Things to be aware of

Next steps

I'll be working on this on and off, if anyone wants to join in, please do!

welcome[bot] commented 3 years ago

Welcome Banner (Image: CC-BY license, The Turing Way Community, & Scriberia. Zenodo. http://doi.org/10.5281/zenodo.3332808) Hi there, and welcome to the DataLad Handbook! :orange_book: :wave: Thank you for filing an issue. We're excited to have your input and welcome your idea! :blush: If you haven't done so already, please make sure you check out our Code of Conduct.

jsheunis commented 3 years ago

Update

Have been looking into ways to generate notebooks (from rst files) that are ready for execution, i.e. they don't require post-conversion editing. Looks like sphinxcontrib-jupyter has limited capability to interpret and format different scripting languages for code blocks.

For example line 13-16 of the OHBM.rst:

In the command line, this always start with the general ``datalad`` command::

   datalad

will convert correctly to a code cell in the resulting notebook, but the line magic ! will have to be prepended to the datalad command if it needs to be run in a Python kernel.

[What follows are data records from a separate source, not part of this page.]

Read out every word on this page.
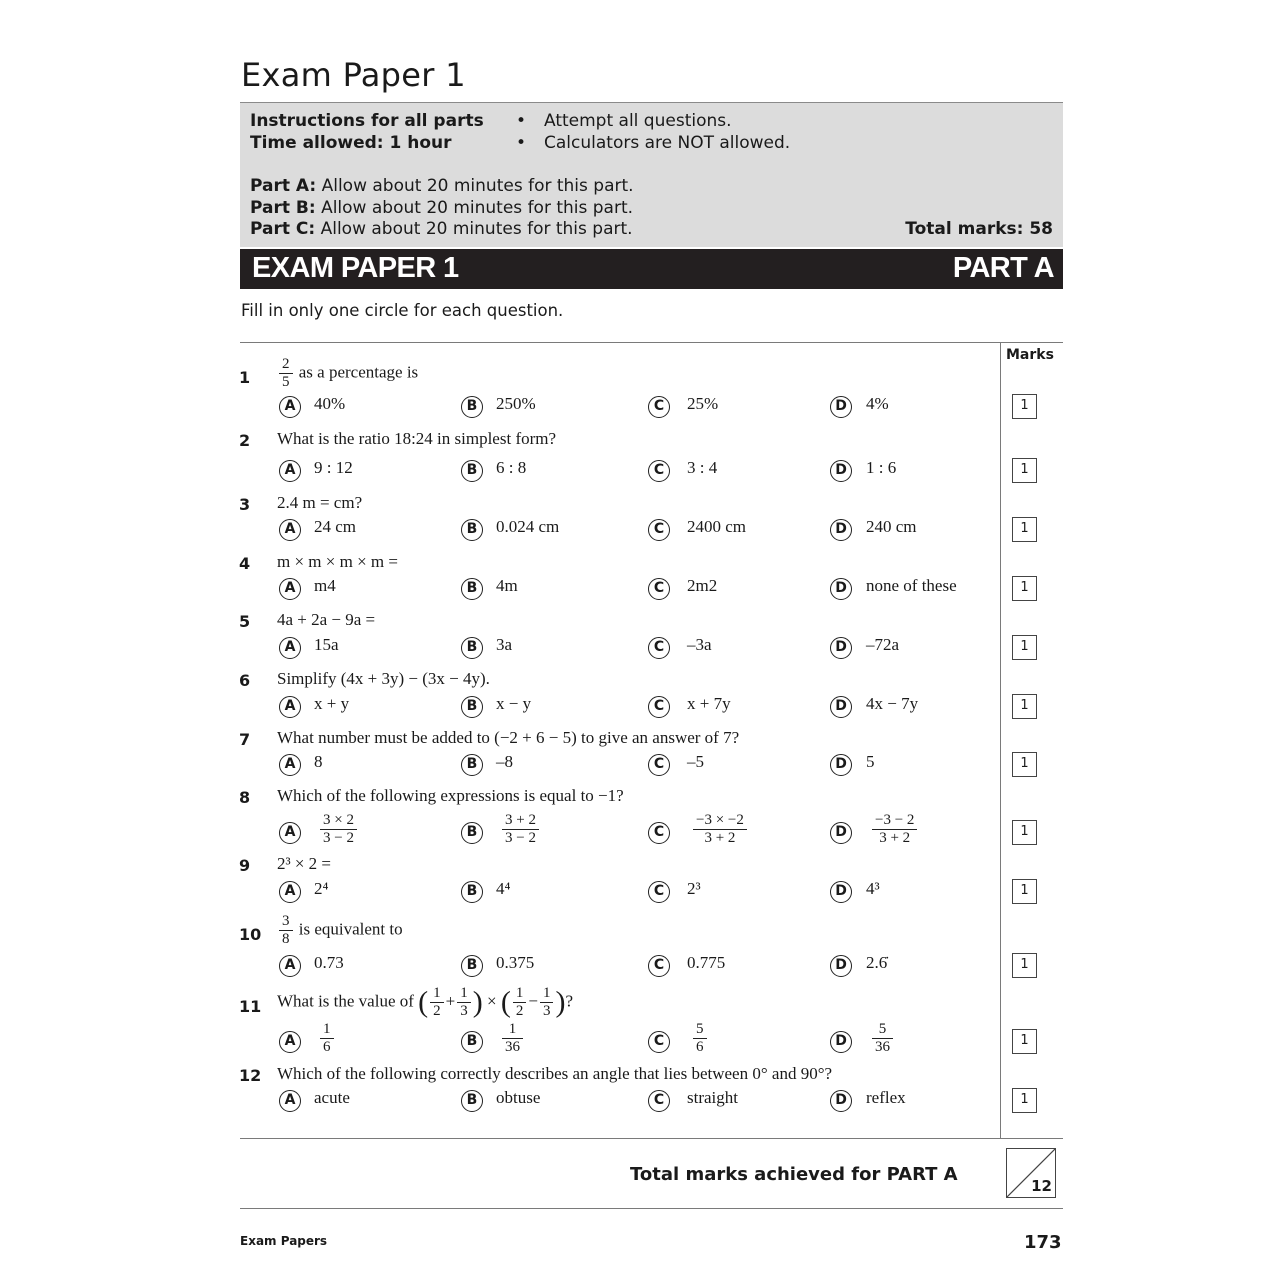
Exam Paper 1
Instructions for all parts
Time allowed: 1 hour
• Attempt all questions.
• Calculators are NOT allowed.
Part A: Allow about 20 minutes for this part.
Part B: Allow about 20 minutes for this part.
Part C: Allow about 20 minutes for this part.	Total marks: 58
EXAM PAPER 1	PART A
Fill in only one circle for each question.
Marks
$1 \frac{2}{5}$ as a percentage is
A	40%	B	250%	C	25%	D	4%	1
2 What is the ratio 18:24 in simplest form?
A	9 : 12	B	6 : 8	C	3 : 4	D	1 : 6	1
3 2.4 m = cm?
A	24 cm	B	0.024 cm	C	2400 cm	D	240 cm	1
4 m × m × m × m =
A	m4	B	4m	C	2m2	D	none of these	1
5 4a + 2a − 9a =
A	15a	B	3a	C	–3a	D	–72a	1
6 Simplify (4x + 3y) − (3x − 4y).
A	x + y	B	x − y	C	x + 7y	D	4x − 7y	1
7 What number must be added to (−2 + 6 − 5) to give an answer of 7?
A	8	B	–8	C	–5	D	5	1
8 Which of the following expressions is equal to −1?
A	$\frac{3 \times 2}{3 - 2}$	B	$\frac{3 + 2}{3 - 2}$	C	$\frac{-3 \times -2}{3 + 2}$	D	$\frac{-3 - 2}{3 + 2}$	1
9 2³ × 2 =
A	2⁴	B	4⁴	C	2³	D	4³	1
$10 \frac{3}{8}$ is equivalent to
A	0.73	B	0.375	C	0.775	D	2.6̇	1
11 What is the value of ( $\frac{1}{2} + \frac{1}{3}$ ) × ( $\frac{1}{2} - \frac{1}{3}$ )?
A	$\frac{1}{6}$	B	$\frac{1}{36}$	C	$\frac{5}{6}$	D	$\frac{5}{36}$	1
12 Which of the following correctly describes an angle that lies between 0° and 90°?
A	acute	B	obtuse	C	straight	D	reflex	1
Total marks achieved for PART A
12
Exam Papers	173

I've tried other options like:

In the command line, this always start with the general ``datalad`` command

.. code-block:: <bash> <shell> <sh> <console> <python>

    datalad

however this format only works when python is specified for the syntax highlighting, and then it converts in the same way as described above for the original lines.

Will have to look into some other options/workarounds.

jsheunis commented 1 year ago

Update:

I looked into this again during the handbook hackathon. It looks like the following tools will be useful in this context:

Basically: rst-to-myst can be used to convert rST docs into MyST-type Markdown docs, which can be read and executed as notebooks by Jupyter interfaces (-notebook, -lab, Binder, etc). Alternatively, MyST-type Markdown docs can also be converted into notebooks by jypytext.

I've played around with this locally and it seems better than anything else I've tried before, although the challenge will come in with converting all (custom) directives correctly into MyST. E.g. the {code cell} tag is currently not correctly added to the MyST code cells in markdown (upon first try, no further customization) and hence the cells don't display as executable code. The kernel loads correctly as the bas kernel, though.

In general, MyST (which has a sphinx plugin) could be worth considering for (aspects of) the handbook in future.

Tagging @adswa and @mih in case of interest.

adswa commented 1 year ago

I have missed this update when you posted it 4 months ago - thanks @jsheunis, this indeed sounds useful! I'll keep it on my radar, and maybe pick a slot to place it into the handbook RFD.